- Directed by: Craig Whitney
- Written by: Craig Whitney
- Produced by: Stephanie Huettner
- Starring: Diane Hruska, Scott Bate
- Cinematography: Jameson West
- Edited by: James Chesnut
- Production company: Better Archangel Pictures
- Release date: 2009;
- Running time: 10 minutes
- Country: United States
- Language: English

= Harvest Home (2009 film) =

Harvest Home is a short film written and directed by Austin filmmaker Craig Whitney and starring Diane Hruska and Scott Bate. The film was produced in 2008 in association with Better Archangel Pictures, and was screened in May 2009 at the Cannes Short Film Corner.

Inspired by the family chamber dramas of Yasujirō Ozu and the analytical depictions of modern life in the films of Michelangelo Antonioni, Harvest Home offers a lyrical and plaintive examination of growing old and enduring life's everyday tragedies in the midst of contemporary society, and the mysterious dichotomy that exists between the tragedy and the banality of our daily misfortunes.

==Plot==
Emotionally uprooted after the recent death of her husband, Esther Kern (Diane Hruska) is trying to return to normal life after completing her shiva—a weeklong period of family mourning mandated in the Jewish religion. Mrs. Kern's children—a successful ophthalmologist and the wife of a busy businessman—have long since moved away to start families of their own, setting aside the traditions of the Jewish faith for the concerns of daily life.

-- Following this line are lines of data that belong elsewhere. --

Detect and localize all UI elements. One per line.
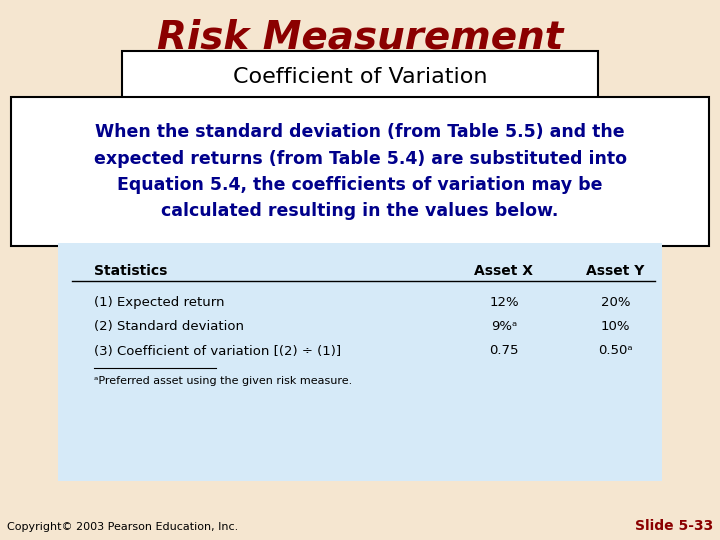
Text: Risk Measurement: Risk Measurement — [157, 19, 563, 57]
Text: Statistics: Statistics — [94, 264, 167, 278]
Text: 0.75: 0.75 — [490, 345, 518, 357]
Text: (3) Coefficient of variation [(2) ÷ (1)]: (3) Coefficient of variation [(2) ÷ (1)] — [94, 345, 341, 357]
FancyBboxPatch shape — [122, 51, 598, 103]
Text: ᵃPreferred asset using the given risk measure.: ᵃPreferred asset using the given risk me… — [94, 376, 352, 386]
Text: (1) Expected return: (1) Expected return — [94, 296, 224, 309]
Text: 20%: 20% — [601, 296, 630, 309]
Text: When the standard deviation (from Table 5.5) and the
expected returns (from Tabl: When the standard deviation (from Table … — [94, 123, 626, 220]
Text: Asset Y: Asset Y — [586, 264, 645, 278]
Text: (2) Standard deviation: (2) Standard deviation — [94, 320, 243, 333]
Text: Coefficient of Variation: Coefficient of Variation — [233, 66, 487, 87]
Text: 10%: 10% — [601, 320, 630, 333]
Text: Slide 5-33: Slide 5-33 — [634, 519, 713, 534]
FancyBboxPatch shape — [11, 97, 709, 246]
Text: Copyright© 2003 Pearson Education, Inc.: Copyright© 2003 Pearson Education, Inc. — [7, 522, 238, 531]
Text: 12%: 12% — [489, 296, 519, 309]
Text: 0.50ᵃ: 0.50ᵃ — [598, 345, 633, 357]
Text: 9%ᵃ: 9%ᵃ — [491, 320, 517, 333]
FancyBboxPatch shape — [58, 243, 662, 481]
Text: Asset X: Asset X — [474, 264, 534, 278]
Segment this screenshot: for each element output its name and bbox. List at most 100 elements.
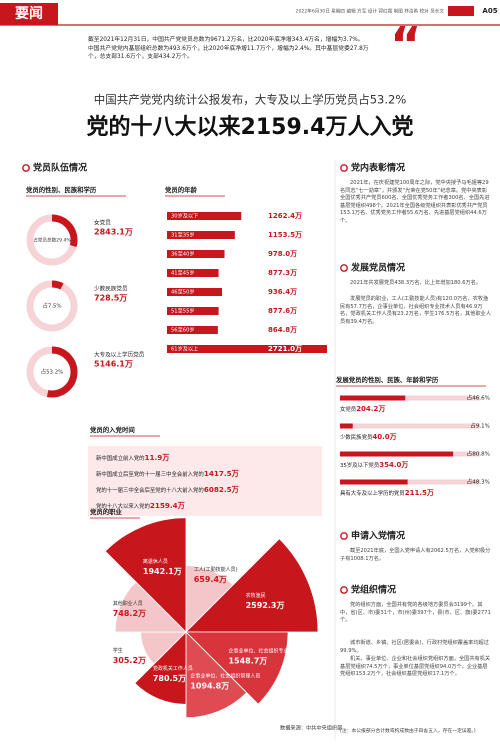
dev-label: 女党员 <box>340 405 357 413</box>
page-number: A05 <box>482 7 497 15</box>
age-bar <box>167 307 219 315</box>
item-value: 728.5万 <box>94 294 127 303</box>
section-title: 党组织情况 <box>351 584 396 596</box>
age-label: 41至45岁 <box>171 269 195 277</box>
joining-value: 11.9万 <box>145 453 170 462</box>
age-label: 51至55岁 <box>171 307 195 315</box>
occupation-label: 其他职业人员 <box>113 600 143 607</box>
age-label: 46至50岁 <box>171 288 195 296</box>
occupation-value: 1094.8万 <box>190 682 229 691</box>
joining-label: 党的十一届三中全会后至党的十八大前入党的 <box>96 486 204 494</box>
occupation-wedge <box>104 517 187 633</box>
age-value: 864.8万 <box>268 326 297 334</box>
item-value: 5146.1万 <box>94 360 133 369</box>
occupation-label: 工人(工勤技能人员) <box>194 566 238 573</box>
dateline: 2022年6月30日 星期四 编辑 方军 设计 郭红霞 制图 林汝希 校对 吴长… <box>296 8 445 15</box>
share-label: 占7.5% <box>42 302 61 310</box>
dev-bar <box>340 451 454 457</box>
footnote: (注：本公报部分合计数或构成数由于四舍五入，存在一定误差。) <box>340 729 476 734</box>
joining-value: 1417.5万 <box>204 469 239 478</box>
chart-title: 党员的职业 <box>90 507 123 516</box>
age-bar <box>167 231 235 239</box>
chart-title: 党员的性别、民族和学历 <box>26 185 97 194</box>
quote-mark: “ <box>390 17 422 73</box>
dev-value: 204.2万 <box>356 405 385 413</box>
age-label: 56至60岁 <box>171 326 195 334</box>
occupation-wedge <box>185 631 289 705</box>
age-value: 877.3万 <box>268 269 297 277</box>
dev-bar <box>340 423 353 429</box>
joining-line: 新中国成立前入党的11.9万 <box>96 453 169 462</box>
occupation-wedge <box>134 631 187 705</box>
joining-line: 新中国成立后至党的十一届三中全会前入党的1417.5万 <box>96 469 239 478</box>
dev-value: 40.0万 <box>372 433 396 441</box>
occupation-value: 1942.1万 <box>143 567 182 576</box>
joining-label: 新中国成立前入党的 <box>96 454 145 462</box>
paragraph: 城市街道、乡镇、社区(居委会)、行政村党组织覆盖率均超过99.9%。 <box>340 640 489 654</box>
item-label: 女党员 <box>94 219 111 227</box>
source: 数据来源：中共中央组织部 <box>280 724 342 732</box>
item-label: 少数民族党员 <box>94 285 128 293</box>
age-value: 978.0万 <box>268 250 297 258</box>
age-value: 1262.4万 <box>268 212 302 220</box>
age-bar <box>167 269 219 277</box>
ring-share <box>46 346 78 398</box>
paragraph: 党的组织方面，全国共有党的各级地方委员会3199个。其中，省(区、市)委31个，… <box>340 602 491 624</box>
joining-line: 党的十一届三中全会后至党的十八大前入党的6082.5万 <box>96 485 239 494</box>
chart-title: 发展党员的性别、民族、年龄和学历 <box>335 375 439 384</box>
item-label: 大专及以上学历党员 <box>94 351 145 359</box>
dev-track <box>340 479 480 485</box>
section-icon <box>22 164 30 172</box>
occupation-label: 企事业单位、社会组织管理人员 <box>190 673 260 680</box>
ring-share <box>51 280 64 290</box>
dev-track <box>340 423 480 429</box>
paragraph: 2021年共发展党员438.3万名，比上年增加180.6万名。 <box>350 280 482 286</box>
age-label: 61岁及以上 <box>171 345 198 353</box>
occupation-label: 学生 <box>113 647 123 654</box>
age-value: 877.6万 <box>268 307 297 315</box>
occupation-label: 农牧渔民 <box>246 592 266 599</box>
age-bar <box>167 250 225 258</box>
headline: 党的十八大以来2159.4万人入党 <box>87 114 414 140</box>
dev-line: 35岁及以下党员354.0万 <box>340 461 408 470</box>
intro-text: 截至2021年12月31日，中国共产党党员总数为9671.2万名，比2020年底… <box>88 37 364 43</box>
occupation-label: 企事业单位、社会组织专业技术人员 <box>228 648 308 655</box>
paragraph: 2021年，在庆祝建党100周年之际，党中央授予马毛姐等29名同志“七一勋章”，… <box>340 180 490 224</box>
age-value: 2721.0万 <box>268 345 302 353</box>
section-icon <box>340 164 348 172</box>
section-tab <box>0 3 58 25</box>
age-bar <box>167 288 223 296</box>
dev-label: 具有大专及以上学历的党员 <box>340 489 405 497</box>
occupation-value: 748.2万 <box>113 609 146 618</box>
section-title: 申请入党情况 <box>351 530 405 542</box>
dev-value: 354.0万 <box>379 461 408 469</box>
dev-share: 占80.8% <box>467 450 490 458</box>
age-bar <box>167 326 218 334</box>
occupation-value: 2592.3万 <box>246 601 285 610</box>
subtitle: 中国共产党党内统计公报发布，大专及以上学历党员占53.2% <box>94 93 407 107</box>
share-label: 占党员总数29.4% <box>33 237 71 244</box>
section-icon <box>340 532 348 540</box>
age-bar <box>167 212 242 220</box>
dev-track <box>340 395 480 401</box>
section-title: 党内表彰情况 <box>351 162 405 174</box>
dev-share: 占9.1% <box>470 422 490 430</box>
age-label: 36至40岁 <box>171 250 195 258</box>
paragraph: 机关、事业单位、企业和社会组织党组织方面，全国共有机关基层党组织74.5万个，事… <box>340 656 491 678</box>
occupation-value: 305.2万 <box>113 656 146 665</box>
occupation-label: 党政机关工作人员 <box>153 665 193 672</box>
section-title: 发展党员情况 <box>350 262 405 274</box>
occupation-value: 1548.7万 <box>228 657 267 666</box>
section-icon <box>340 586 348 594</box>
intro-text: 中国共产党党内基层组织总数为493.6万个，比2020年底净增11.7万个，增幅… <box>88 46 369 60</box>
dev-line: 少数民族党员40.0万 <box>340 433 397 442</box>
dev-share: 占48.3% <box>467 478 490 486</box>
age-label: 31至35岁 <box>171 231 195 239</box>
age-value: 1153.5万 <box>268 231 302 239</box>
joining-label: 新中国成立后至党的十一届三中全会前入党的 <box>96 470 204 478</box>
section-icon <box>340 264 348 272</box>
age-value: 936.4万 <box>268 288 297 296</box>
item-value: 2843.1万 <box>94 228 133 237</box>
dev-label: 35岁及以下党员 <box>340 461 380 469</box>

Tentatively embarking upon her reentry into the world, Mrs. Kern is visited by a cable repairman (Scott Bate), who has come to her house to fix a problem with her reception. Deprived of her lifetime role as both wife and mother, she tries to forge an emotional connection with this stranger—telling stories about her family and bringing him cake and coffee—all in an effort to fill the void left by her recent loss. But unsure of what to make of this unexpected situation, the repairman is at once taken aback and drawn in by the residue of the tragedy that lingers in the home.

==Cast and crew==
Harvest Home was produced by Stephanie Huettner and filmed by cinematographer Jameson West, both of whom had previously worked with Whitney on Nick Robinson's film I Am Nick Robinson, which was featured at the 2007 South by Southwest Film Festival. West had also previously worked as a second-unit photographer on Austin filmmaker Kat Candler's feature, Jumping Off Bridges.

Writer and director Craig Whitney said in an interview with Short Film Texas that the tension between Mrs. Kern and the repairman was a key element in "Harvest Home"'s thematic concerns.

The film features a cameo appearance by Music & Entertainment Television VJ Brittany Neighbors, who appears as herself during one scene introducing videos on a TV in the room.